I'm just beginning to learn about encoding issues, and I've learned just enough to know that it's far more complicated (on Windows, at least) than I had imagined, and that I have a lot more to learn.
I have an xml document that I believe is encoded with UTF-8. I'm using a VB.net app to transform the xml with (XslCompiledTransform and XmlTextWriter) into a column-specific text file. Some characters in the xml are coming out bad in the output text file. Example: an em-dash (—) is being turned into three characters "—". When that happens the columns in the file are thrown off.
As I understand it, an em-dash is not even a "Unicode character". I wouldn't expect to have issues with it.
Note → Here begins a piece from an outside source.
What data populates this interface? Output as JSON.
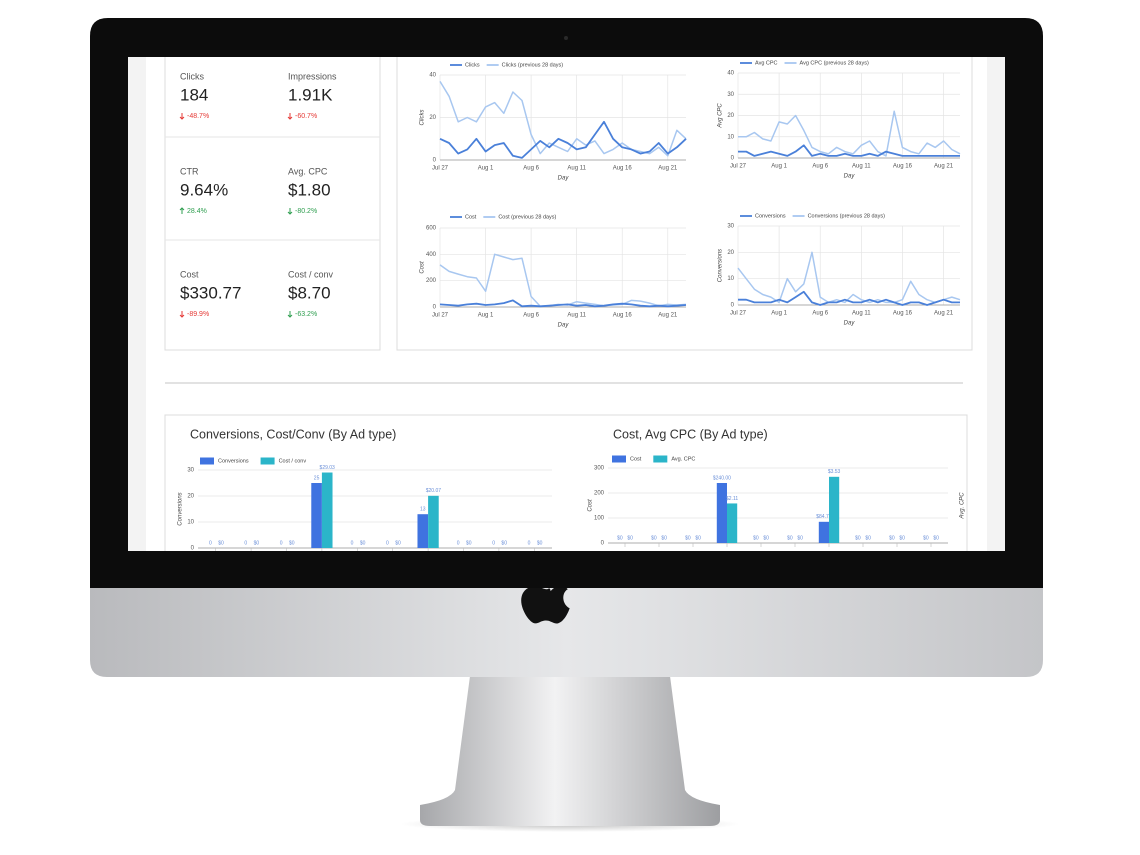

But, I can make the problem come and go by changing the encoding specified in the VB.net app.
If I use this, the em-dash is preserved:
Using writer = New XmlTextWriter(strOutputPath, New UTF8Encoding(True))
If I use this, the em-dash is corrupted into "—":
Using writer = New XmlTextWriter(strOutputPath, New UTF8Encoding(False))
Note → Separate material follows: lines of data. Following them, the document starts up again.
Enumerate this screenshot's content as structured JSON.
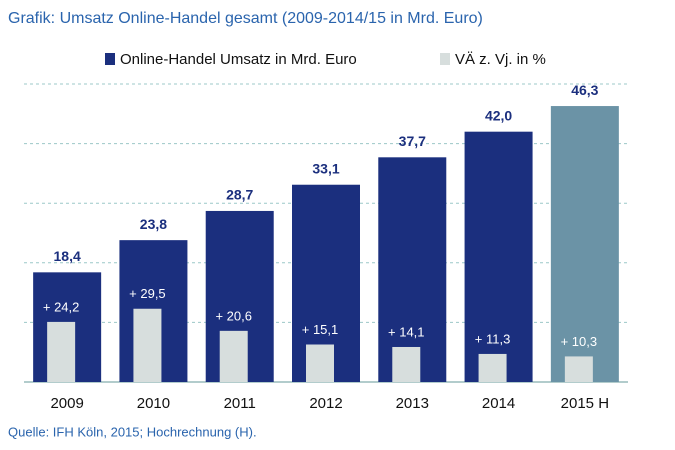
{
  "chart_data": {
    "type": "bar",
    "title": "Grafik: Umsatz Online-Handel gesamt (2009-2014/15 in Mrd. Euro)",
    "source": "Quelle: IFH Köln, 2015; Hochrechnung (H).",
    "categories": [
      "2009",
      "2010",
      "2011",
      "2012",
      "2013",
      "2014",
      "2015 H"
    ],
    "series": [
      {
        "name": "Online-Handel Umsatz in Mrd. Euro",
        "color": "#1b2f7e",
        "point_colors": [
          "#1b2f7e",
          "#1b2f7e",
          "#1b2f7e",
          "#1b2f7e",
          "#1b2f7e",
          "#1b2f7e",
          "#6b93a6"
        ],
        "values": [
          18.4,
          23.8,
          28.7,
          33.1,
          37.7,
          42.0,
          46.3
        ],
        "value_labels": [
          "18,4",
          "23,8",
          "28,7",
          "33,1",
          "37,7",
          "42,0",
          "46,3"
        ]
      },
      {
        "name": "VÄ z. Vj. in %",
        "color": "#d7dedd",
        "axis": "y2",
        "values": [
          24.2,
          29.5,
          20.6,
          15.1,
          14.1,
          11.3,
          10.3
        ],
        "value_labels": [
          "+ 24,2",
          "+ 29,5",
          "+ 20,6",
          "+ 15,1",
          "+ 14,1",
          "+ 11,3",
          "+ 10,3"
        ]
      }
    ],
    "ylim": [
      0,
      50
    ],
    "yticks": [
      0,
      10,
      20,
      30,
      40,
      50
    ],
    "y2lim": [
      0,
      120
    ],
    "grid": true
  }
}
The True/False simply tells VB whether to write the BOM at the beginning of the file. As I understand it, the BOM is neither necessary nor recommended for UTF-8. So, my preference is False - but then I get the weird characters.
I have several questions:
How can I be certain that the xml file is UTF-8? Is there a Windows tool that can tell me that?
How can I be certain that the transformed file is actually bad? Could it be that the real problem is the editor I'm using to look at it? Both EmEditor and UltraEdit show the same thing.
I've tried using the XVI32 hex editor to look at the file. I want to know what is actually written to disk, rather than what some GUI program is displaying to me. But, even on a file that looks good in EmEditor, XVI32 shows me the bad characters. Could it be that XVI32 just doesn't understand non-ASCII characters? What Windows hex editor would you recommend for this purpose?
The XML file is 650 MB, and the final text file is 380 MB - so that limits the list of useful tools somewhat.